Some words are crystal clear. “Rape,” “violence,” and “abuse” are some words that have it “easy” as compared to their counterparts. They are definite. They are an entity within themselves. They convey without hesitation and haunt without restriction. Then come the words that, by a meager glance, would seem absolute, but dwell deep within and suddenly you are caught, off guard, in a an ocean of contempt, hatred, and power, but at its basic a word misplaced.
Feminism, like most new, badly “translated” words is under fire. It pops up every now and then on our Facebook, Twitter, and Tumblr feeds and every time it does it leaves a sour aftertaste, often evoking a raging disgust. Unlike “assault,” “murder,” or “rape,” this word (feminism), which at its very essence is merely an 8-letter word, is regrettably misunderstood today’s world. So here is my attempt to explain feminism — not to convince you or deviously manipulate you, but simply to make you aware that you can choose to be associated with this word, or not.

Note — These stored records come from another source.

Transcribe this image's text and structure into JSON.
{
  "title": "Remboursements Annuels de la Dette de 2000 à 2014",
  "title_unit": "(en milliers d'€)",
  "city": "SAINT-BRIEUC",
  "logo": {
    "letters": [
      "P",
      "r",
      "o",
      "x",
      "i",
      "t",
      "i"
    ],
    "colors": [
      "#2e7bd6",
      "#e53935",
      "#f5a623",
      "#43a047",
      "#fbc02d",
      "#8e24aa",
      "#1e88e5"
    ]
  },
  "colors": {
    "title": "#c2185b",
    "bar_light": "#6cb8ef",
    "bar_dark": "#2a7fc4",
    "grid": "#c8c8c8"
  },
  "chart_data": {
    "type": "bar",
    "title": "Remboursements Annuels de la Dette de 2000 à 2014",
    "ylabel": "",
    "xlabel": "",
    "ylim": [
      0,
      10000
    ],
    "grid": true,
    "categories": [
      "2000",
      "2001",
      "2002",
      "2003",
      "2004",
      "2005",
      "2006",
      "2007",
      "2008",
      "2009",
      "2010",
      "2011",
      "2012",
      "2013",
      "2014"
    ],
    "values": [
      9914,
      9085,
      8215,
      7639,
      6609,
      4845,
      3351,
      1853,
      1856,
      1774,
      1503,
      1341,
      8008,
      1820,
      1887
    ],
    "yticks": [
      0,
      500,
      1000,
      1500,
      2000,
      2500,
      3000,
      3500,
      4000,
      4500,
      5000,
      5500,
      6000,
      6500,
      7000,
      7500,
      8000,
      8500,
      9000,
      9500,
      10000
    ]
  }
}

Feminism is a movement. It is a spiritual, physical, virtual movement. A movement or cause that promises equality and respect at all fronts for both women and men. Why do we need feminism? We need feminism because every time in the United States when one individual gets paid 77cents and the other makes a dollar for the same work, just because of the category society put them in, a large portion of equality to snatched right out from under our feet. We need feminism for every time a woman who is sexually assaulted is asked to “keep it quiet” or is blamed for the assault while her perpetrator is able to roam the streets free.
Contrary to popular belief, feminism does not aim to take power or jobs away from men. We (for I am a proud feminist) are here to enable equal opportunity for women and to share this power with men. Many times people, especially men (read any feminist article, website or blog and you’ll see this heinous trend), love to berate the fact that feminists “hate” men. Why? Because feminists merely want women to be able to be credible engineers and scientists and not just a token? Because feminists know that women are as good as men at math? Because women, like men, should have the right to choose a career over marriage? Because a woman’s clothing shouldn’t determine her character?
Why should loving yourself be equivalent to hating someone else? Why is it that when women stand up for themselves, for their bodies, and for their choices, they are shamed and bullied for it? How come when men do the same they are applauded for it? Feminism wasn’t born out of a figment or illusionary context, it was a seed that was sowed and matured after years of harassment, sexism, and discrimination towards women. After years of women being treated as inferior to and by men.
To enable equal opportunity, individuals need to be seen as equal, irrespective of gender. And as simple as that concept may sound, we still somehow struggle with it in the 21st century. Everywhere we look, women are the “lesser” beings. Hollywood, Bollywood, engineering, cooking, athletes, you name it. It’s abundantly clear, when The Huffington Post or The Guardian choose to make a symbol of a woman who succeeds in engineering or computer science, that we clearly have not made much progress. Why is it that when a woman does well, it’s still newsworthy?
Feminism isn’t petty. It has various forms, definitions and branches, if you will, as does every movement — some of which I don’t necessarily agree with, and some which I actively defy. In a world where so many opinions and experiences exist, perspectives will differ and they must. And while this may often lead to misunderstanding, conflict and even hate, it ultimately helps pave the way for better solutions.
Most, if not all, schools of feminism aim to empower women. They aim to give women a choice — a choice to live her life however she wills it, to have sex (gasp!) if she wants, to not have babies (even bigger gasp!) if that’s her choice, and to wear what she wants. But most of all feminism aims to recognize women as individuals first and then as “women,” and not just as baby-making machines.
Women are not an entity. They are no one’s right and they owe “society” nothing. They are a whole being, not a link or an association, and that is what feminism preaches. Equality. That’s it. Not so complicated now, is it?